Why is benzocaine dangerous for infants?
Back in 2006, the FDA first issued a warning that benzocaine may lead to a rare but deadly disorder called methemoglobinemia. Methemoglobinemia is a blood disorder where the body accumulates an abnormal amount of hemoglobin, an blood oxygen carrying molecule. This over abundance of hemoglobin actually reduces the body's ability to carry oxygen to vital organs and tissue. Death can result.
According to the FDA, between the original warning in 2006 and now, there have been 29 reported deaths in children as a result of the use of over the counter teething relief products that contain benzocaine. The risk of death seems especially high in children under the age of two with 19 of the reported deaths being in this age range. Granted 29 reported deaths in six years seems a small calculated risk in light of how many parents turn to teething gel relief options each year, however, a small risk of death is a big risk to take when the bet involves your child's life.
What are the symptoms of methemoglobinemia?
Symptoms of methemoglobinemia tend to appear within minutes to hours of use. This means that parents that used over the counter teething gels prior to learning of their risk should not be concerned.

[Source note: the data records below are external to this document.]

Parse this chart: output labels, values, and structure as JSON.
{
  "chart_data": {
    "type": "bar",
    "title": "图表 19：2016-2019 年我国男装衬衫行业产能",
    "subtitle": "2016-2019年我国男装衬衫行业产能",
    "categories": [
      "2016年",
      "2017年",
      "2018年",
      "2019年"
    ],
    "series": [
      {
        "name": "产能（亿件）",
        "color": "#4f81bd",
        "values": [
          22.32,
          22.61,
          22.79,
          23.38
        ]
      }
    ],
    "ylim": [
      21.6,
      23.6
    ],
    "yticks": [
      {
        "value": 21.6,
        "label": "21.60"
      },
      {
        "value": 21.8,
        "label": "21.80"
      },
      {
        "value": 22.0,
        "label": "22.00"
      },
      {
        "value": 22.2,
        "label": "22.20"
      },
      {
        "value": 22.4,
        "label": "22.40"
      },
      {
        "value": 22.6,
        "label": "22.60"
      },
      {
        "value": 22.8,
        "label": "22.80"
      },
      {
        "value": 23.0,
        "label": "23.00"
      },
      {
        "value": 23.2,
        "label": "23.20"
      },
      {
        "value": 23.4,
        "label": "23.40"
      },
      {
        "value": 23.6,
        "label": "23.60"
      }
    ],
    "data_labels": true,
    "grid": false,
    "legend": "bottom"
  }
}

Symptoms would include signs of low blood oxygen levels including:
-Pale or bluish skin or lips
-Fatigue or excessive sleepiness
-Shortness of breathe
-Rapid heart beat
-Signs of head pain or light-headedness
If you use an over the counter teething gel for your baby's pain and witness any of these symptoms, please call 911. Damage from oxygen deprivation occurs quickly and is often permanent.
How can you safely relieve teething pain then?
Despite numbing gels being knocked out of the running, there are still ways to ease a teething baby's pain. As a parent I'd highly recommend Hyland's Homeopathic teething tablets. You can read a full review of their safety here. Offering your baby cold options to gum, such as teething rings or clean frozen dish rags can also help. While in my experience it leads to gnawed fingers and an annoyed baby, some parents also find gum massage works well.